Each node which has a plotter set will be plotted after it is updated. Note that this may slow down the inference significantly if the plotting operation is time consuming.

Posterior parameters and moments

If the built-in plotting functions are not sufficient, it is possible to use matplotlib.pyplot for custom plotting. Each node has get_moments method which returns the moments and they can be used for plotting. Stochastic exponential family nodes have natural parameter vectors which can also be used. In addition to plotting, it is also possible to just print the moments or parameters in the console.

Saving and loading results

The results of the inference engine can be easily saved and loaded using VB.save() and VB.load() methods:

>>> import tempfile
>>> filename = tempfile.mkstemp(suffix='.hdf5')[1]
>>> Q.save(filename=filename)
>>> Q.load(filename=filename)

The results are stored in a HDF5 file. The user may set an autosave file in which the results are automatically saved regularly. Autosave filename can be set at creation time by autosave_filename keyword argument or later using VB.set_autosave() method. If autosave file has been set, the VB.save() and VB.load() methods use that file by default. In order for the saving to work, all stochastic nodes must have been given (unique) names.

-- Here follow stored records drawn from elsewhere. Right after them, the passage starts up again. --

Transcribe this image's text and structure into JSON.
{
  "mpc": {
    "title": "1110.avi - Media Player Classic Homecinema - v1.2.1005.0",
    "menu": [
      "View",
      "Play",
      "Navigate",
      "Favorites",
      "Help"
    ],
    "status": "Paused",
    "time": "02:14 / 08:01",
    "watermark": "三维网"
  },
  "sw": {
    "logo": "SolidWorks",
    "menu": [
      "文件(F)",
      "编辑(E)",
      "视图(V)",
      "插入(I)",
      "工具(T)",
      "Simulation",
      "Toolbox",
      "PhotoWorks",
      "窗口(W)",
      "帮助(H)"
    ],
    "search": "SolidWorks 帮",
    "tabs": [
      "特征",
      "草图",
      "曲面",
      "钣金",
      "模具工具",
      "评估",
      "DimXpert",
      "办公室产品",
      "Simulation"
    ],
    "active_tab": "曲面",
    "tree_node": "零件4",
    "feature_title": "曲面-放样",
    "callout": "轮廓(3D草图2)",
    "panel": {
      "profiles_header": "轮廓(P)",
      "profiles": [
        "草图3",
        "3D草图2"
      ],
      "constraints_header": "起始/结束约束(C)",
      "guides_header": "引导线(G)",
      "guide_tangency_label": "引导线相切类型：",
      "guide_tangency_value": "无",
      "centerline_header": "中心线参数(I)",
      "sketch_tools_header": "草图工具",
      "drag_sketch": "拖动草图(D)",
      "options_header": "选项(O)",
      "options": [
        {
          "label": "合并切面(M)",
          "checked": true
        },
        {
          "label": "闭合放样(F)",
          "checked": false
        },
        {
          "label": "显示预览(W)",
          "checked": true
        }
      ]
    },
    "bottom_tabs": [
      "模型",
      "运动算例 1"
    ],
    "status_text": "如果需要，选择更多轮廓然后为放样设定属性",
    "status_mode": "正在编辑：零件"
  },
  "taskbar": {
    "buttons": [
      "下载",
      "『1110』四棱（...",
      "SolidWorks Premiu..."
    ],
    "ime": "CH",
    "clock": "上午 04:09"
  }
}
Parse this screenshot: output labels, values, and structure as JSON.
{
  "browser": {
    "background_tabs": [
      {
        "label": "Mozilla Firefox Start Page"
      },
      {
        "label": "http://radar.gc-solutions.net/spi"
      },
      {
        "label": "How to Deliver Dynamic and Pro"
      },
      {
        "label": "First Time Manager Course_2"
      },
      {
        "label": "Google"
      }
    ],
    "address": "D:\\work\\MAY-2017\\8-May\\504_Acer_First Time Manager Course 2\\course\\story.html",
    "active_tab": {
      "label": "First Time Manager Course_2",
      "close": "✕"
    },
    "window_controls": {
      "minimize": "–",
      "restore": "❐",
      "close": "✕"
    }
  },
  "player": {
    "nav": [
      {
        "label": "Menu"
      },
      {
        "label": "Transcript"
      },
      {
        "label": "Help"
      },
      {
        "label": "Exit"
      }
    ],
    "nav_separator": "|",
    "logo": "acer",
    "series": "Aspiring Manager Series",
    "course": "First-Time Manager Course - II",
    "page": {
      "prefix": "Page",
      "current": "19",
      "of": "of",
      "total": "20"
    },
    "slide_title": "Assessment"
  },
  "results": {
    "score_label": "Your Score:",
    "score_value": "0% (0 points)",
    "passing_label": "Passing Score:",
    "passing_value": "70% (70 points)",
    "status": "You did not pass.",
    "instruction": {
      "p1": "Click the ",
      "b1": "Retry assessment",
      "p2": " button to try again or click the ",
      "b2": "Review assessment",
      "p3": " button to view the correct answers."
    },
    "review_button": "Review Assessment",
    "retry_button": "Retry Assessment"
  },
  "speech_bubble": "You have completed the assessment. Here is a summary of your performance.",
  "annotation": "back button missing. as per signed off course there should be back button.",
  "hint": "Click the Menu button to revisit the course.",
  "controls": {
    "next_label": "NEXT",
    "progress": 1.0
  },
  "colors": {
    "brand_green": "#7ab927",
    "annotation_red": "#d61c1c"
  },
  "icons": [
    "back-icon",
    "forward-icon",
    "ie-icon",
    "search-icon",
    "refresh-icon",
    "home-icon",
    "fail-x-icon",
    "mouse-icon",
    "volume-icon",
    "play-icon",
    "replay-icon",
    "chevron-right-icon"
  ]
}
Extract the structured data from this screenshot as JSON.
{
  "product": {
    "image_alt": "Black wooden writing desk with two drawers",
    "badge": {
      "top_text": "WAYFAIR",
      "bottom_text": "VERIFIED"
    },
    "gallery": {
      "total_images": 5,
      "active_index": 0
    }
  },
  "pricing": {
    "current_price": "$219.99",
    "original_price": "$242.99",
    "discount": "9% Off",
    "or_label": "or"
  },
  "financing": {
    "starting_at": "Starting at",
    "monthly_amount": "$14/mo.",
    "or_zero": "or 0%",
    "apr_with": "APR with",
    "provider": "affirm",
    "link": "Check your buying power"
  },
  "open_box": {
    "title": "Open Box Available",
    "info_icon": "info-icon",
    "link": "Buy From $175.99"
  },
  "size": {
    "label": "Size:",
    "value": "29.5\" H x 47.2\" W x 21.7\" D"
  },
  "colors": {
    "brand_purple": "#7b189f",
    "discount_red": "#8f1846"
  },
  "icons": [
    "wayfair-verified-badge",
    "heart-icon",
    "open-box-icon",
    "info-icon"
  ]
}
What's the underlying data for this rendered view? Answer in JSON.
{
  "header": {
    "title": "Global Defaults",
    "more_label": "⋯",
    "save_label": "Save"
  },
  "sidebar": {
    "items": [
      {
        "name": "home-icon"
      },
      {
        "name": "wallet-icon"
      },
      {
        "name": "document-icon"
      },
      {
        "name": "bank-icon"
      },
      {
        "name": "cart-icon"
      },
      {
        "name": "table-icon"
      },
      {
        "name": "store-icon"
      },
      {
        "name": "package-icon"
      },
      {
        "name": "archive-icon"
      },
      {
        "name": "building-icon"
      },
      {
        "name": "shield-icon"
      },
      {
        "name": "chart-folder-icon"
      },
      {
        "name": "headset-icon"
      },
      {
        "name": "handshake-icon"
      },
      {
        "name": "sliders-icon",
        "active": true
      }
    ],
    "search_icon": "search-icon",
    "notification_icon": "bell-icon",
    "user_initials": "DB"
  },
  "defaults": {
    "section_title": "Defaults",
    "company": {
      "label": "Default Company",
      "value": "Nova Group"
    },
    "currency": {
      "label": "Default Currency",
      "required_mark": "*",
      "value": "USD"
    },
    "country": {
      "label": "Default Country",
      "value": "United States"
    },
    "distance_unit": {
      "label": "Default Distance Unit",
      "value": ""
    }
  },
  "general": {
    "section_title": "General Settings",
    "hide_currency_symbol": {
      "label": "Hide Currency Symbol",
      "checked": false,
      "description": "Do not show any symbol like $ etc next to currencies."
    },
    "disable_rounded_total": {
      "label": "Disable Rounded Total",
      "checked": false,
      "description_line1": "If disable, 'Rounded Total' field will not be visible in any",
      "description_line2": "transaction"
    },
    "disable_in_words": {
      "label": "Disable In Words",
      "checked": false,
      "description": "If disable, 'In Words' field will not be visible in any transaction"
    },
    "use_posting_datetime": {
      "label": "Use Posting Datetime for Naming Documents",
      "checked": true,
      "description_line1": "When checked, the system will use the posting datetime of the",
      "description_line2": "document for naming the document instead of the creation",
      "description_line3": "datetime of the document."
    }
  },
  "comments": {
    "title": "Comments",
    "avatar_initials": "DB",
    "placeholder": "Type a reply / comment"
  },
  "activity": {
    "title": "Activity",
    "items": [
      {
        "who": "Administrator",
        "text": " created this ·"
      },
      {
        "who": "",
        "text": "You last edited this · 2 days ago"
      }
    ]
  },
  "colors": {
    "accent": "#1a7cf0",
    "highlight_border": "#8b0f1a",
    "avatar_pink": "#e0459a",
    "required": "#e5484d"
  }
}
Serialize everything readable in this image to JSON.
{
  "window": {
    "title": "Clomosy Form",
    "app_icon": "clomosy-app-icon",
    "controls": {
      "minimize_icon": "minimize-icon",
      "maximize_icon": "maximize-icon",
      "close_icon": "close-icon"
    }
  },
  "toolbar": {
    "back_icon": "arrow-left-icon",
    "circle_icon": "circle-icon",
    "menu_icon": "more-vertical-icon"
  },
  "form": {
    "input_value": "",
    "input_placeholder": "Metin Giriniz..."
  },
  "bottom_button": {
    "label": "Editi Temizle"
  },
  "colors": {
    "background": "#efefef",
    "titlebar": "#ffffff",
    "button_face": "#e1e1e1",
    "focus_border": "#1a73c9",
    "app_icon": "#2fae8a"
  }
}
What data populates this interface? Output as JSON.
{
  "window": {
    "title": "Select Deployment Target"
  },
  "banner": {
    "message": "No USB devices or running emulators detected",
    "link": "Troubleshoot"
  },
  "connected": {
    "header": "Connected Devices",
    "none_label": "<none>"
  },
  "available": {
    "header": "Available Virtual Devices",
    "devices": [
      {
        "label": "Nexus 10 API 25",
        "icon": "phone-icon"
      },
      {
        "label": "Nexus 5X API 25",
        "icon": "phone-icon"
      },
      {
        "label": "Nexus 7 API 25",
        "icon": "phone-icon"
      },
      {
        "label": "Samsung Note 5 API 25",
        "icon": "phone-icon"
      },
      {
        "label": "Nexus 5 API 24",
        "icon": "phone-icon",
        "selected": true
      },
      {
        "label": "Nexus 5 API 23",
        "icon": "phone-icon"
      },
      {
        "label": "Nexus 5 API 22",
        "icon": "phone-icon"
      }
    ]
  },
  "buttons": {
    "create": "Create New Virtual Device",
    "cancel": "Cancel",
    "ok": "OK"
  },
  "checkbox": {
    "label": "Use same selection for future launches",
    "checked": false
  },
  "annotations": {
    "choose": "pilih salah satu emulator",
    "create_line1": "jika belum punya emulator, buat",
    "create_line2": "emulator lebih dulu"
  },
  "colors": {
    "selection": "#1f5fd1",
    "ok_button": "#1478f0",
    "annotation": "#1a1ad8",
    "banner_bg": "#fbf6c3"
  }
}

However, note that these methods do not save nor load the node definitions. It means that the user must create the nodes and the inference engine and then use VB.load() to set the state of the nodes and the inference engine. If there are any differences in the model that was saved and the one which is tried to update using loading, then loading does not work. Thus, the user should keep the model construction unmodified in a Python file in order to be able to load the results later. Or if the user wishes to share the results, he or she must share the model construction Python file with the HDF5 results file.